FIG. 1 is a schematic view of a charge transfer device according to one embodiment of the present invention, FIGS. 2 and 5 are cross-sectional views of essential parts in one embodiment of the present invention, and FIGS. FIG. 6 is a diagram showing a connection example of an impedance conversion circuit in the embodiment, and FIG. 7 is a schematic diagram of a conventional charge transfer device. 1 ... transfer gate electrode, 2 ... output gate electrode, 3 ...
n-type impurity diffusion layer, 4... p-type impurity diffusion layer, 5... reset gate electrode, 6.
7 ... p-type substrate, 8 ... terminal, 9 ... load resistance, 10 ...
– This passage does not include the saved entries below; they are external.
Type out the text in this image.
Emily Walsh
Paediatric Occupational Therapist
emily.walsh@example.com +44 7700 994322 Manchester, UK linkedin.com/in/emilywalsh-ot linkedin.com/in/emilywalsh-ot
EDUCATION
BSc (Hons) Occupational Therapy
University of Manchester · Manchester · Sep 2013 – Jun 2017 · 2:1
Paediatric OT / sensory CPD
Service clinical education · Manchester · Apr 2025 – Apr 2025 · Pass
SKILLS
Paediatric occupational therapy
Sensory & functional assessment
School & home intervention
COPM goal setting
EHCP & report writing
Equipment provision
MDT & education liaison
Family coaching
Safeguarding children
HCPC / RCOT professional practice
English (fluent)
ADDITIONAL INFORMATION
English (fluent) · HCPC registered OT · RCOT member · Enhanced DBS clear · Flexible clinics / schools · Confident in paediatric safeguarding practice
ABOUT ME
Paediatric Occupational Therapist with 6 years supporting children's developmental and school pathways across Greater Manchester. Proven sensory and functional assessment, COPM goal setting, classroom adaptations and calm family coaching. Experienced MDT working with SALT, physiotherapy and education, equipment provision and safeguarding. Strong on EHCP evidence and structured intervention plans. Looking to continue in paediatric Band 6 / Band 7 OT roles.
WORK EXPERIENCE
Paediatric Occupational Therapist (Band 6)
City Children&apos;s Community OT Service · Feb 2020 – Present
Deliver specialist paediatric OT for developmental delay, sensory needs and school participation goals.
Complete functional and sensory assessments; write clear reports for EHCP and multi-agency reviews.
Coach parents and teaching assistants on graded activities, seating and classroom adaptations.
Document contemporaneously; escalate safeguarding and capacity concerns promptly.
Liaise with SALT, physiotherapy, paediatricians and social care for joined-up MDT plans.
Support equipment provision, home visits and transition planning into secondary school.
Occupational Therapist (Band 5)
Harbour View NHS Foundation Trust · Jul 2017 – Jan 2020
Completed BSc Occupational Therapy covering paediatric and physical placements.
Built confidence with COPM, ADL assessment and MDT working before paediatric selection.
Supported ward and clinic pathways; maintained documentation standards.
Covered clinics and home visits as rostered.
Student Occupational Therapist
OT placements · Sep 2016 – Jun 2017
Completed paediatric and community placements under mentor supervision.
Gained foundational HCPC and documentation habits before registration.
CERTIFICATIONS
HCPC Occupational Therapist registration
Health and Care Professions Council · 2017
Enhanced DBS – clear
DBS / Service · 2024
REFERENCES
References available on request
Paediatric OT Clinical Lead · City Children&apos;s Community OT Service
Driving transistor, 11, 11 ': Transistor for driving impedance conversion circuit, 12, 12': Same load (transistor, resistor, etc.), 14: floating diffusion layer, 15
...... Amplifier, 16 ... Output terminal.

Claims (1)

(57) [Claims] 1. A transfer portion for transferring signal charges is formed on a substrate of one conductivity type, and a first impurity layer of a conductivity type opposite to the substrate is divided and juxtaposed adjacent to an output end of the transfer portion, A second impurity layer of one conductivity type is in contact with the output end of the charge transfer section, and the second impurity layer is in contact with the substrate sandwiched between the divided and juxtaposed layers of the first impurity layer; First
And the second impurity layer are a charge transfer device in contact with a reset game electrode on the side opposite to the output end of the transfer unit, and the first impurity layer is a gate electrode of a junction field effect transistor. The second impurity layer is a drain electrode (or a source electrode) of the transistor; the substrate is a source electrode (or a drain electrode) of the transistor; Depending on the amount of change in the signal charge transferred to the layer,
A charge transfer device for detecting a signal output by changing a depletion layer region formed at a junction between the first impurity layer, the second impurity layer, and the substrate.